El carisma salesiano se encuentra en cada producto audiovisual que comparten y lo artístico se hace presente con alegría y entusiasmo.

“El humor y la alegría creo que son la forma más sutil y efectiva de dar un mensaje y hacen mucho más divertido y llevadero el desarrollo de cualquier proyecto”, afirma Franco. “El humor y la alegría para mi son fundamentales en el día a día, no creo estar un día sin reírme”, cuenta por su parte Martín.

“Creo que la alegría del carisma es una hermosa herramienta que nos ayuda a percibir que en el fondo de todo esta Dios”, reflexiona Gastón, tirocinante sanjuanino que acompaña a los grupos de la obra.

 

“Nos ayuda a ser un reflejo de ese amor que Dios nos tiene y nos hace apreciar las cosas que tenemos, nos hace ser más agradecidos”.

 

Por su parte, Ezequiel hace hincapié en que “una de las frases principales de Don Bosco y base de la santidad es estar Siempre Alegres, mantenerse optimista a pesar de las dificultades y altibajos”.

 

 

Acompañarse y acompañar a otros

 

Lo que empezó siendo una forma de acompañamiento para los jóvenes de Rosario terminó teniendo repercusiones en otros lugares del país y así fue como comenzaron a llegar mensajes desde Formosa, Buenos Aires, Salta, Entre Ríos, Santiago del Estero, entre otros lugares donde también se sintieron identificados con los guiños humorísticos de los audiovisuales.

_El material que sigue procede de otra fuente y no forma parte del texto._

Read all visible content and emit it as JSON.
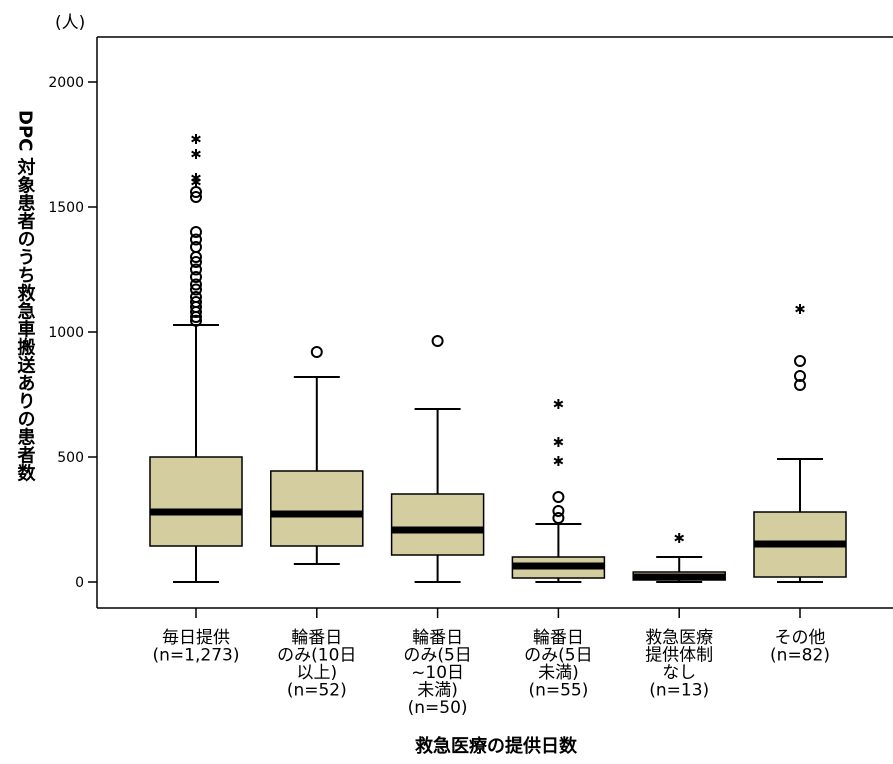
{
  "chart_data": {
    "type": "box",
    "unit_label": "(人)",
    "ylabel": "DPC 対象患者のうち救急車搬送ありの患者数",
    "xlabel": "救急医療の提供日数",
    "categories": [
      [
        "毎日提供",
        "(n=1,273)"
      ],
      [
        "輪番日",
        "のみ(10日",
        "以上)",
        "(n=52)"
      ],
      [
        "輪番日",
        "のみ(5日",
        "~10日",
        "未満)",
        "(n=50)"
      ],
      [
        "輪番日",
        "のみ(5日",
        "未満)",
        "(n=55)"
      ],
      [
        "救急医療",
        "提供体制",
        "なし",
        "(n=13)"
      ],
      [
        "その他",
        "(n=82)"
      ]
    ],
    "boxes": [
      {
        "whislo": 0,
        "q1": 144,
        "med": 280,
        "q3": 500,
        "whishi": 1028,
        "outliers": [
          1045,
          1060,
          1080,
          1100,
          1120,
          1140,
          1170,
          1190,
          1220,
          1250,
          1280,
          1300,
          1340,
          1370,
          1400,
          1540,
          1560
        ],
        "extremes": [
          1600,
          1616,
          1712,
          1772
        ]
      },
      {
        "whislo": 72,
        "q1": 144,
        "med": 272,
        "q3": 444,
        "whishi": 820,
        "outliers": [
          920
        ],
        "extremes": []
      },
      {
        "whislo": 0,
        "q1": 108,
        "med": 208,
        "q3": 352,
        "whishi": 692,
        "outliers": [
          964
        ],
        "extremes": []
      },
      {
        "whislo": 0,
        "q1": 16,
        "med": 64,
        "q3": 100,
        "whishi": 232,
        "outliers": [
          256,
          284,
          340
        ],
        "extremes": [
          484,
          560,
          712
        ]
      },
      {
        "whislo": 0,
        "q1": 8,
        "med": 20,
        "q3": 40,
        "whishi": 100,
        "outliers": [],
        "extremes": [
          176
        ]
      },
      {
        "whislo": 0,
        "q1": 20,
        "med": 152,
        "q3": 280,
        "whishi": 492,
        "outliers": [
          788,
          824,
          884
        ],
        "extremes": [
          1092
        ]
      }
    ],
    "color": "#d4cd9f",
    "ylim": [
      -104,
      2180
    ],
    "yticks": [
      0,
      500,
      1000,
      1500,
      2000
    ]
  }
}
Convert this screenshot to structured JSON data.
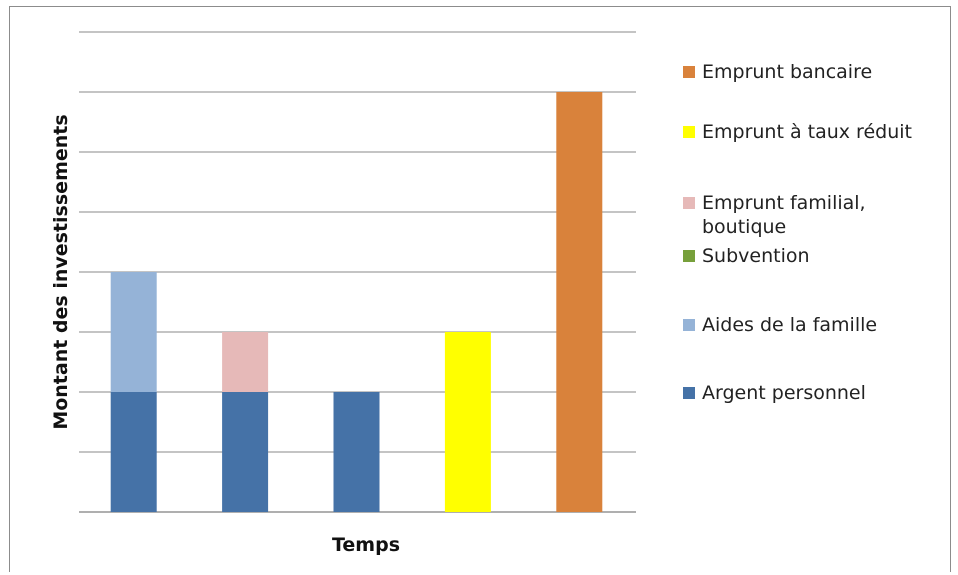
{
  "chart_data": {
    "type": "bar",
    "stacked": true,
    "categories": [
      "",
      "",
      "",
      "",
      ""
    ],
    "title": "",
    "xlabel": "Temps",
    "ylabel": "Montant des investissements",
    "ylim": [
      0,
      8
    ],
    "grid": true,
    "legend_position": "right",
    "series": [
      {
        "name": "Argent personnel",
        "color": "#4572a7",
        "values": [
          2,
          2,
          2,
          0,
          0
        ]
      },
      {
        "name": "Aides de la famille",
        "color": "#95b3d7",
        "values": [
          2,
          0,
          0,
          0,
          0
        ]
      },
      {
        "name": "Subvention",
        "color": "#77a03b",
        "values": [
          0,
          0,
          0,
          0,
          0
        ]
      },
      {
        "name": "Emprunt familial, boutique",
        "color": "#e6b9b8",
        "values": [
          0,
          1,
          0,
          0,
          0
        ]
      },
      {
        "name": "Emprunt à taux réduit",
        "color": "#ffff00",
        "values": [
          0,
          0,
          0,
          3,
          0
        ]
      },
      {
        "name": "Emprunt bancaire",
        "color": "#d9823b",
        "values": [
          0,
          0,
          0,
          0,
          7
        ]
      }
    ],
    "legend_order": [
      "Emprunt bancaire",
      "Emprunt à taux réduit",
      "Emprunt familial, boutique",
      "Subvention",
      "Aides de la famille",
      "Argent personnel"
    ],
    "legend_display": [
      [
        "Emprunt bancaire"
      ],
      [
        "Emprunt à taux réduit"
      ],
      [
        "Emprunt familial,",
        "boutique"
      ],
      [
        "Subvention"
      ],
      [
        "Aides de la famille"
      ],
      [
        "Argent personnel"
      ]
    ]
  }
}
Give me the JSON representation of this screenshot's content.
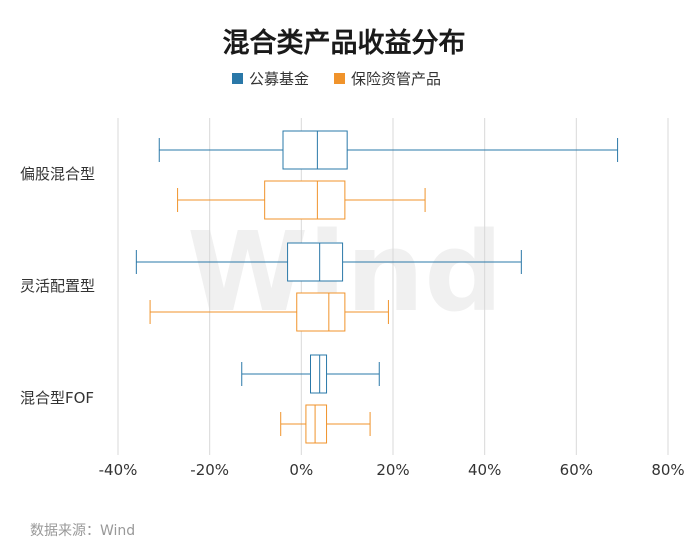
{
  "chart_data": {
    "type": "boxplot",
    "title": "混合类产品收益分布",
    "categories": [
      "偏股混合型",
      "灵活配置型",
      "混合型FOF"
    ],
    "series": [
      {
        "name": "公募基金",
        "color": "#2a78a8",
        "boxes": [
          {
            "min": -31,
            "q1": -4,
            "median": 3.5,
            "q3": 10,
            "max": 69
          },
          {
            "min": -36,
            "q1": -3,
            "median": 4,
            "q3": 9,
            "max": 48
          },
          {
            "min": -13,
            "q1": 2,
            "median": 4,
            "q3": 5.5,
            "max": 17
          }
        ]
      },
      {
        "name": "保险资管产品",
        "color": "#f0932b",
        "boxes": [
          {
            "min": -27,
            "q1": -8,
            "median": 3.5,
            "q3": 9.5,
            "max": 27
          },
          {
            "min": -33,
            "q1": -1,
            "median": 6,
            "q3": 9.5,
            "max": 19
          },
          {
            "min": -4.5,
            "q1": 1,
            "median": 3,
            "q3": 5.5,
            "max": 15
          }
        ]
      }
    ],
    "x_ticks": [
      "-40%",
      "-20%",
      "0%",
      "20%",
      "40%",
      "60%",
      "80%"
    ],
    "x_tick_values": [
      -40,
      -20,
      0,
      20,
      40,
      60,
      80
    ],
    "xlim": [
      -40,
      80
    ],
    "xlabel": "",
    "ylabel": "",
    "grid": true,
    "legend_position": "top-center"
  },
  "source_text": "数据来源：Wind",
  "watermark_text": "Wind"
}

“Aunque lo pensamos como una idea para darnos ánimo y esperanza entre nosotros (MJS local) nos dimos cuenta de que en otros MJS las dificultades que se transitaban eran similares y que este proyecto también se podía identificar con otros animadores salesianos más allá de nuestros MJS y que es una oportunidad que nos ayuda a estar más cerca unos con otros”, comenta Gastón.

“Para los pibes/as es muy importante esto, ya que les da motivación y esperanza que todo va a estar bien”, completa Martín.

 

Sobre la experiencia con los jóvenes del grupo, Gastón señala que “también nos ayudó a nosotros, a darnos cuenta de que podemos, a aumentar la confianza y la autoestima de cada uno, a ser más responsables con el compromiso del proyecto asumido, a explorar en nuevas formas de expresarnos”, ya que no solamente debieron planificar-guionar los videos sino también actuar, cantar e improvisar.

“En lo personal me hizo muy feliz poder aportar mi granito de arena y que haga tanto bien y poder compartir con gente tan divertida y dispuesta; en esto, que fue como un juego, aprendí que no importa que tan loca o descabellada sea una idea, se puede llevar a cabo con las personas indicadas”, reflexiona  Franco.

 

Por su parte Valentina, exploradora del Batallón 20 de Rosario, cuenta:

“Esta experiencia me ayudó mucho, ya que estar en mi casa me hacía sentir un poco mal, y compartir con los chicos la verdad fue muy lindo”. Como joven señala que “los jóvenes con su sonrisa me hacen feliz en cada encuentro”.

 

“Me ayudó mucho a ser testigo de cómo todos fueron ganando en confianza, fueron haciéndose parte del proyecto y tomando el protagonismo. Creo que me ayudó mucho a vincularme y a aprender a trabajar en equipo con los chicos”, cierra Gastón.